縫い目がほころび、白い部分は汚れて黒ずんでいた。
汚くなったパンダは見向かれなくなったか、肩を落としたショボタレた姿で、ソファの端っこにペタッともたれていた。
これ、持って帰っていい?と尋ねると、あなたが縫いぐるみに興味を持つなんて…と友人は笑いながら手渡してくれた。
持って帰って、破れたところを繕って、手洗いをして干しておいたらきれいになった。
それからわが家のソファに置いてあった。
作文教室へ来るこどもたちが代わる代わる抱いたり、話しかけたりしていたが、やっぱりそのうち、誰も抱き上げることもなくなった。
寒い季節はわたしの背あてになり、足の枕になった。
春が近づいて部屋の間仕切り戸を開け、太陽の光が射し込んで来ると、パンダの汚れがずいぶん目立つ。
本日、パンダの洗濯日である。

如月

このところ暖かい日が続いて、わが家の梅もほころび始めた。
厳冬対策にことさら厚いカーテンを吊っていたが、カーテンを束ね、紐で縛り、ガラス窓を開ける。
部屋の間仕切りの板戸も開いた。
キサラギの月とは、着ている衣服の上に更に重ね着をする月という説もあるようだが、三月下旬の陽気です、とテレビが言うので着衣を一枚脱いでみる。
終日、照明無しでは過ごせない部屋に戸外から陽が射し込み、薄着になった身がプルルと震えるけれど、大気が入ってくる。

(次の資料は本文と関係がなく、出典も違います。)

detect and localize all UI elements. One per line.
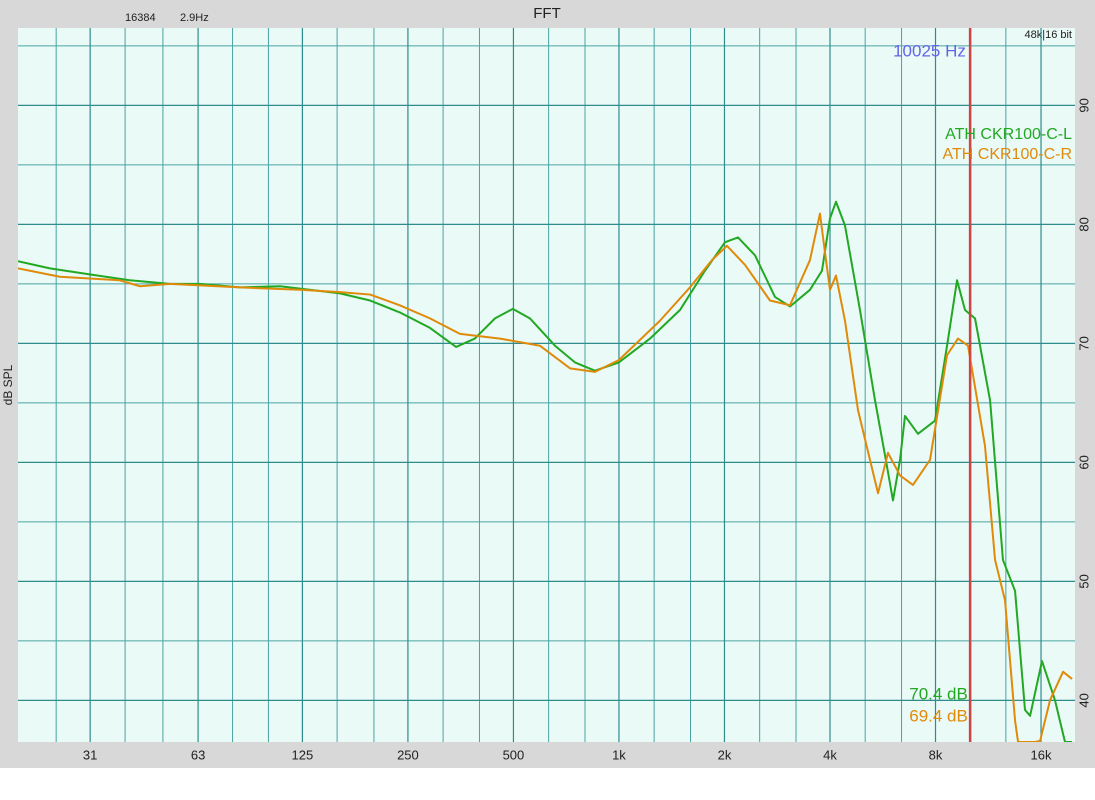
x-tick-label: 500	[503, 747, 525, 762]
x-tick-label: 1k	[612, 747, 626, 762]
legend-entry: ATH CKR100-C-R	[943, 146, 1073, 163]
cursor-readout: 69.4 dB	[909, 706, 968, 725]
y-tick-label: 60	[1076, 455, 1091, 469]
x-tick-label: 250	[397, 747, 419, 762]
labels: 31 63 125 250 500 1k 2k 4k 8k 16k 40 50 60 70 80 90 ATH …	[83, 41, 1092, 762]
legend-entry: ATH CKR100-C-L	[945, 126, 1072, 143]
x-tick-label: 2k	[718, 747, 732, 762]
cursor-readout: 70.4 dB	[909, 684, 968, 703]
x-tick-label: 8k	[929, 747, 943, 762]
plot-area	[18, 28, 1075, 742]
x-tick-label: 31	[83, 747, 97, 762]
y-axis-label: dB SPL	[1, 364, 15, 405]
y-tick-label: 50	[1076, 574, 1091, 588]
x-tick-label: 4k	[823, 747, 837, 762]
format: 48k|16 bit	[1024, 29, 1072, 41]
cursor-label: 10025 Hz	[893, 41, 966, 60]
marks	[18, 28, 1073, 742]
series-line	[18, 212, 1073, 742]
y-tick-label: 40	[1076, 693, 1091, 707]
fft-size: 16384	[125, 12, 156, 24]
y-tick-label: 90	[1076, 98, 1091, 112]
x-tick-label: 125	[292, 747, 314, 762]
series-line	[18, 200, 1073, 742]
x-tick-label: 63	[191, 747, 205, 762]
resolution: 2.9Hz	[180, 12, 209, 24]
y-tick-label: 70	[1076, 336, 1091, 350]
y-tick-label: 80	[1076, 217, 1091, 231]
x-tick-label: 16k	[1031, 747, 1052, 762]
title: FFT	[533, 5, 561, 22]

部屋に広がっていく。
戸を開ける、ということは、閉じた心を開けることにもなるのだな~。

春を見つけに…

じいっと冬ごもり中です、と書いたら、蕗の薹を見つけました、あつあつご飯に蕗の薹味噌を添えて食べました。
春を見つけに出てください、とメールをいただいた。
腰痛発症中である。
ソロリソロリと出てみた。
わが家の周りでは蕗の薹を見つけられなかったけれど、枯れ草の下に緑の蓬。梅の木にはプツプツ、プツプツいっぱいの蕾。
椿も蕾からポチリと紅い花弁をのぞかせている。
何という木だろうか?枝という枝が赤みを帯びていた。
手入れをせず、世話をしてやってないのに、お日さまと雨に育まれ、促されて、芽吹き、顔を出し、春めく光にほんのり色づいたのだろうな~。